Und ich denke, dass dies auch seinen Sohn inspiriert und bis heute geprägt hat.

Gesicht einer neuen Generation von Führungskräften

Welche Hoffnungen knüpfen sich konkret an Zohran Mamdani - von afrikanischer Seite in den USA und in Afrika?

In erster Linie ist Mamdani das Gesicht einer neuen Generation von Führungskräften, sowohl im kulturellen, sozialen und politischen Bereich als auch, wenn man so will, im spirituellen Bereich. Führungskräfte, die nicht durch ihre ethnische Identität, ihre religiöse Identität oder gar ihre sexuelle Identität definiert sind. Angesichts seines Hintergrunds – geboren in Uganda, als Sohn indischstämmiger Eltern, Muslim – wäre er alles andere als das, was man sich unter einem Bürgermeister von New York vorstellt. Aber auch seine Identitäten würden sein politisches Denken nicht bestimmen.

„Sein Hintergrund und seine Denkweise machen ihn zu einer ganz besonderen Persönlichkeit. Ich denke, dass dies eine Generation neuer Führungskräfte in Afrika, aber auch in anderen Teilen der Welt, in Europa, Nordamerika und Lateinamerika, ist.“

Er ist Sozialist und spricht über Ungerechtigkeit und so weiter. Sein Hintergrund und seine Denkweise machen ihn zu einer ganz besonderen Persönlichkeit. Ich denke, dass dies eine Generation neuer Führungskräfte in Afrika, aber auch in anderen Teilen der Welt, in Europa, Nordamerika und Lateinamerika, ist.

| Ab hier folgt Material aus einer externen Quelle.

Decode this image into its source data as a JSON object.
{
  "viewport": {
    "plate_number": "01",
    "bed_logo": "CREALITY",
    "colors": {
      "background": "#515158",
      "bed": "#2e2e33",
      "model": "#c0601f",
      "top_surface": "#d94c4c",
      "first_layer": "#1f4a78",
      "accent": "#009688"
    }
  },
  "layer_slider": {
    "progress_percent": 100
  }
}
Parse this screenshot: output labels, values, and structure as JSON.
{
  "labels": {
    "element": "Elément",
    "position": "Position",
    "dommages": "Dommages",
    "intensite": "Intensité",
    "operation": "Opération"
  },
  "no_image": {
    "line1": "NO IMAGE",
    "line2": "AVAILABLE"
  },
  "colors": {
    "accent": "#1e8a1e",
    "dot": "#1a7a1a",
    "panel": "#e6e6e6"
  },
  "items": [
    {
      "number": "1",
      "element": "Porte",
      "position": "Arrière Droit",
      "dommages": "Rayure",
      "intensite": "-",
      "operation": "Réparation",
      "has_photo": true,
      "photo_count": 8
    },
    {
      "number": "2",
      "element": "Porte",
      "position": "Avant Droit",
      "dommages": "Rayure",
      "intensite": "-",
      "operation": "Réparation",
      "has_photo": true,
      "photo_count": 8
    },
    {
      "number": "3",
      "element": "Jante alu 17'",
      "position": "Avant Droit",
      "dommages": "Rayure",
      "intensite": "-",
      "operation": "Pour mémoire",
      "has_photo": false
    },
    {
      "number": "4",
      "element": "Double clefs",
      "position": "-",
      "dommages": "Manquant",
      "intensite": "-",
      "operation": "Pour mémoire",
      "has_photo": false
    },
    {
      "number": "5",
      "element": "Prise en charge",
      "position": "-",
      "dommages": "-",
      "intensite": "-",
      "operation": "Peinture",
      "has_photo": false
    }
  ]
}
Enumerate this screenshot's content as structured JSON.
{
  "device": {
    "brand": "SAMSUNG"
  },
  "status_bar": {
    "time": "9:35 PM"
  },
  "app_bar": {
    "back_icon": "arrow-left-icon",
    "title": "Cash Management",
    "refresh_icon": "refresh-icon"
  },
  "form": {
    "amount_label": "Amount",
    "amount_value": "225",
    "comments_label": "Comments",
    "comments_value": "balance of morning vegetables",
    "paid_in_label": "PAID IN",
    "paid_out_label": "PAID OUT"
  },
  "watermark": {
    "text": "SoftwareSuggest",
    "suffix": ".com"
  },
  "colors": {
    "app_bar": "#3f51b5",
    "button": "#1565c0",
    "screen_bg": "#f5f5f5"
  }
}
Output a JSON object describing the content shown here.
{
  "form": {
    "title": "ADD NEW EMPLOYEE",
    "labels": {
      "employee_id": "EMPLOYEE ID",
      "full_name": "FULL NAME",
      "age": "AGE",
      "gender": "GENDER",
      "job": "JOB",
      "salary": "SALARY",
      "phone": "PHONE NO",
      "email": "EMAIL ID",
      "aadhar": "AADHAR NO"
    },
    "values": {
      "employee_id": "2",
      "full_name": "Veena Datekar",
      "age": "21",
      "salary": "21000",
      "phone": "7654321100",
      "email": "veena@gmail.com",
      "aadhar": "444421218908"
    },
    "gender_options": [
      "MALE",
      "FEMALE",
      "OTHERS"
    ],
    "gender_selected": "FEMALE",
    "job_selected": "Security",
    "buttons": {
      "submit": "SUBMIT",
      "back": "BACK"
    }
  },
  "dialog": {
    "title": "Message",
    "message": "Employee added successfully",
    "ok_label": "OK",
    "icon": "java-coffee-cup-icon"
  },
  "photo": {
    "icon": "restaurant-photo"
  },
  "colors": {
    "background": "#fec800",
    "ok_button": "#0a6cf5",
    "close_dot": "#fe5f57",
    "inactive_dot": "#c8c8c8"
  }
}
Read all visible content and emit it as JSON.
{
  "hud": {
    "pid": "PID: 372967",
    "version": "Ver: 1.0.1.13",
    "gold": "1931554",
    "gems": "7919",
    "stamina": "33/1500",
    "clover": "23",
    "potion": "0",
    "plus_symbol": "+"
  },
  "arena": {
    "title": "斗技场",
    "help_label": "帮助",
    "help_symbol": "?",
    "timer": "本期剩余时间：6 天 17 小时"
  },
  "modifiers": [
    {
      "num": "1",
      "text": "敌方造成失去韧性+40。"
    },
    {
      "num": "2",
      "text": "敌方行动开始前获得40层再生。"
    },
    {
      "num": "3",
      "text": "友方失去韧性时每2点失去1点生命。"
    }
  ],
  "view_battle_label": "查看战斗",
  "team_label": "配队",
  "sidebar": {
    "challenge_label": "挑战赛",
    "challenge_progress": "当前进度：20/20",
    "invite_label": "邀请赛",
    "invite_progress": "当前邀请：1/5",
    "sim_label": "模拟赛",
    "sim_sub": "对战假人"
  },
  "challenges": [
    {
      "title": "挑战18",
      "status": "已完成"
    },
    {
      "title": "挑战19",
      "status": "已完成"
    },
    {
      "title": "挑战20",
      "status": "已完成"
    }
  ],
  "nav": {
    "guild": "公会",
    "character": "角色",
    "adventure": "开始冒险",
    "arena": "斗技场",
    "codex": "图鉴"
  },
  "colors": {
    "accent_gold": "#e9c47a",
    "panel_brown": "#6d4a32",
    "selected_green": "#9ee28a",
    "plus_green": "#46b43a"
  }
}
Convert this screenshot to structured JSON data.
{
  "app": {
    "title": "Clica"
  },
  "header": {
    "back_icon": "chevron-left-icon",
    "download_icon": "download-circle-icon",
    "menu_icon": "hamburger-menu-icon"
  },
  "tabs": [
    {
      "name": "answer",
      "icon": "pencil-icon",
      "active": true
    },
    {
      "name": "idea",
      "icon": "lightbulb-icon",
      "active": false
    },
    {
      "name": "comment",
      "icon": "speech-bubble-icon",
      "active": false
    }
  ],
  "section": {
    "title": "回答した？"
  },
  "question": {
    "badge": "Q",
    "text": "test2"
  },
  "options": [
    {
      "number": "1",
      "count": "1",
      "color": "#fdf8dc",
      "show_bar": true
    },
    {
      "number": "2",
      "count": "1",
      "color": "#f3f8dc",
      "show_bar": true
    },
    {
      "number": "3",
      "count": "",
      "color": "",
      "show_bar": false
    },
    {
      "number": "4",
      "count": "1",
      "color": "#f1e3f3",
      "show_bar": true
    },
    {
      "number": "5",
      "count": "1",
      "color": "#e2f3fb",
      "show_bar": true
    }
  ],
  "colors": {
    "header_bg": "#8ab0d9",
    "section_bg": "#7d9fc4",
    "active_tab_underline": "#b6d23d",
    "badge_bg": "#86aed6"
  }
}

Er ist also ein „Hoffnungsträger” für so viele junge aufstrebende Politiker, junge Menschen, die neue Ideen einbringen, die glauben, dass sie eine neue Form der Welt gestalten oder ein größeres Gleichgewicht in der Welt schaffen können.

Ein Anti-Trump

Mamdani hat sich klar als Trump-Gegner positioniert, sich etwa in Frage der Immigration klar hinter die Einwanderer gestellt. Wofür steht Mamdani?

Ich denke, Zohran Mamdani versucht zu hinterfragen, welche Entscheidungen die Macht trifft. Und das tut er, glaube ich, über alle politischen Grenzen und Spektren hinweg, egal ob Republikaner oder Demokrat, liberal oder konservativ – er versucht, ein Bild, ein Gesicht einer neuen Welt zu sein. Und er versucht zu verstehen, dass Religion besser verstanden werden kann, sogar für uns in der Wissenschaft. Identität kann besser verstanden werden. Und er hinterfragt auch den Markt, die freie Marktwirtschaft.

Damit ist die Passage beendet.